The University of Chicago, a bastion of the American academic elite since its founding in 1890, is displaying its first ever Chanukah menorah in the center of campus this Chanukah, thanks to the efforts of new Chabad representatives to U of C and the surrounding community of Hyde Park, Rabbi Yossi and Baila Brackman.
One of the top 10 American universities, the University of Chicago attracts thousands of graduate and undergraduate students from across the country, approximately 1100 of who are Jewish, estimates Rabbi Brackman. Well-known for its rigorous course loads and intense academic atmosphere, U of C leaves students little time for anything but their studies. “A student at another school may crash the night at a local hangout,” expains Rabbi Brackman. “Not here. Here the more likely place for pulling an all-nighter would be the campus library.” Ever mindful of this, Chabad offers students an enriching Jewish experience without conflicting with their academic schedules.
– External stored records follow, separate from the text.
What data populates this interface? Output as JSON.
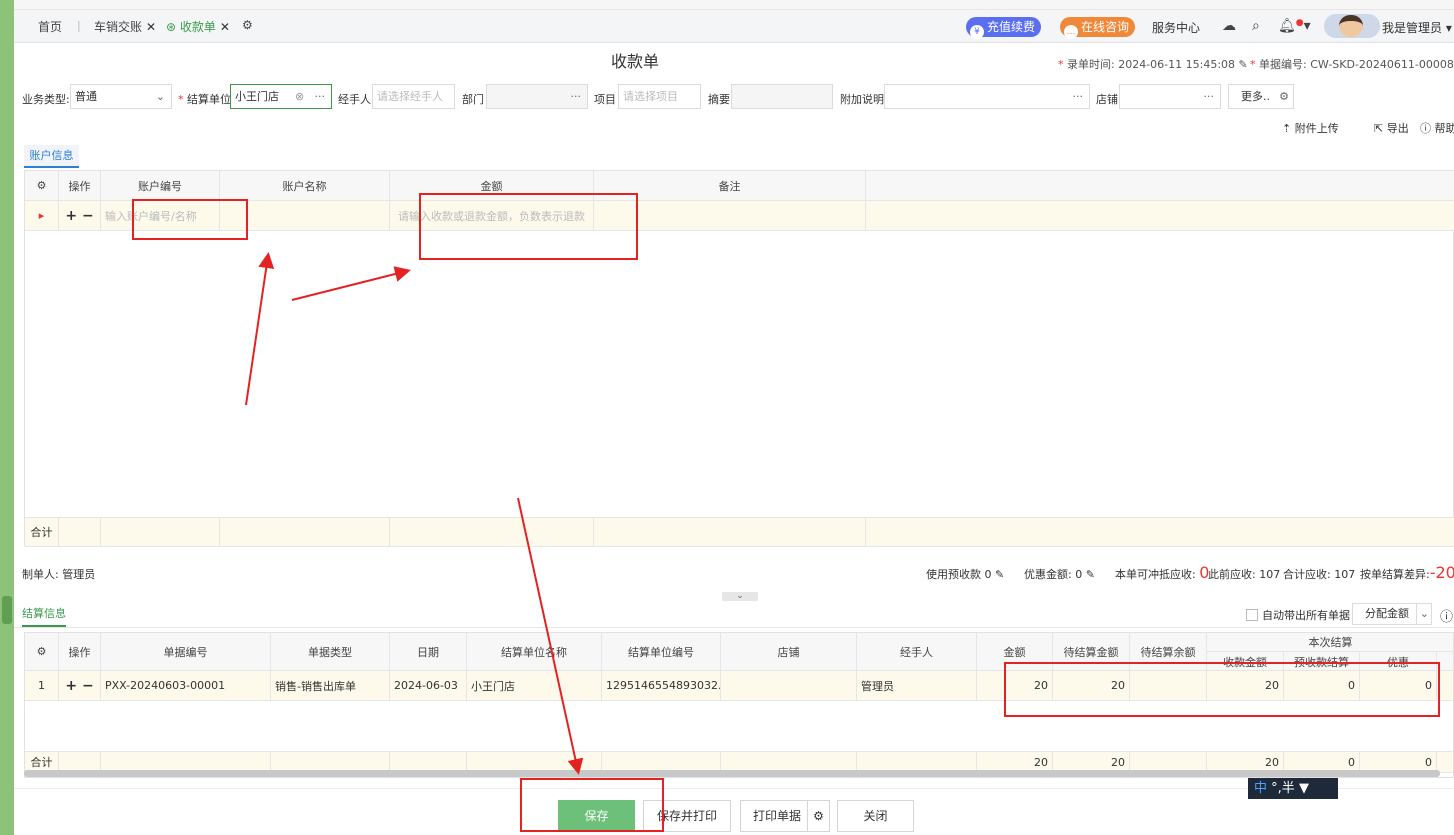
{
  "tabs": {
    "home": "首页",
    "t1": "车销交账",
    "t2": "收款单"
  },
  "header": {
    "recharge": "充值续费",
    "consult": "在线咨询",
    "service": "服务中心",
    "user": "我是管理员"
  },
  "page": {
    "title": "收款单",
    "time_label": "录单时间:",
    "time_value": "2024-06-11 15:45:08",
    "no_label": "单据编号:",
    "no_value": "CW-SKD-20240611-00008"
  },
  "form": {
    "biz_type_label": "业务类型:",
    "biz_type_value": "普通",
    "unit_label": "结算单位",
    "unit_value": "小王门店",
    "handler_label": "经手人",
    "handler_ph": "请选择经手人",
    "dept_label": "部门",
    "project_label": "项目",
    "project_ph": "请选择项目",
    "summary_label": "摘要",
    "extra_label": "附加说明",
    "store_label": "店铺",
    "more_label": "更多.."
  },
  "toolbar": {
    "upload": "附件上传",
    "export": "导出",
    "help": "帮助"
  },
  "account_tab": "账户信息",
  "account_grid": {
    "headers": [
      "操作",
      "账户编号",
      "账户名称",
      "金额",
      "备注"
    ],
    "row_ph_account": "输入账户编号/名称",
    "row_ph_amount": "请输入收款或退款金额，负数表示退款",
    "total_label": "合计"
  },
  "status": {
    "creator": "制单人: 管理员",
    "prepaid": "使用预收款 0",
    "discount": "优惠金额: 0",
    "offset_label": "本单可冲抵应收:",
    "offset_value": "0",
    "prev": "此前应收: 107",
    "total": "合计应收: 107",
    "diff_label": "按单结算差异:",
    "diff_value": "-20"
  },
  "settle_tab": "结算信息",
  "settle_tools": {
    "auto": "自动带出所有单据",
    "alloc": "分配金额"
  },
  "settle_grid": {
    "headers": [
      "操作",
      "单据编号",
      "单据类型",
      "日期",
      "结算单位名称",
      "结算单位编号",
      "店铺",
      "经手人",
      "金额",
      "待结算金额",
      "待结算余额"
    ],
    "group_header": "本次结算",
    "sub_headers": [
      "收款金额",
      "预收款结算",
      "优惠"
    ],
    "row": {
      "idx": "1",
      "no": "PXX-20240603-00001",
      "type": "销售-销售出库单",
      "date": "2024-06-03",
      "unit_name": "小王门店",
      "unit_no": "1295146554893032...",
      "store": "",
      "handler": "管理员",
      "amount": "20",
      "pending": "20",
      "pending_bal": "",
      "receive": "20",
      "prepay": "0",
      "discount": "0"
    },
    "total": {
      "label": "合计",
      "amount": "20",
      "pending": "20",
      "receive": "20",
      "prepay": "0",
      "discount": "0"
    }
  },
  "buttons": {
    "save": "保存",
    "save_print": "保存并打印",
    "print": "打印单据",
    "close": "关闭"
  },
  "ime": {
    "zh": "中",
    "rest": "°,半"
  }
}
Ira Donne, an undergrad from Teaneck, New Jersey, says his involvement with the Brackmans has given him a new perspective on traditional Judaism and a great place to hang out. “The Brackmans really create an atmosphere where you feel completely comfortable whatever level you’re at, and where you can also ask any question about Jewish life and observance,” he says. Ira has spent several Shabbat dinners with the Brackmans and is “looking forward to many more. They’re a really amazing Jewish resource,” he says. Shabbat dinners, introductory classes on Judaism and holiday programs are open and flexible, and as an official chaplain on the campus staff, Rabbi Brackman spends hours studying with students individually.
Chabad’s menorah lighting, in a prominent central spot on campus this Wednesday night, drew more than 100 students and faculty members together to celebrate the holiday. “The students here are very academically motivated,” says Rabbi Brackman, “so it’s refreshing for many of them to discover Judaism in a way that is inspiring, both spiritually and intellectually.”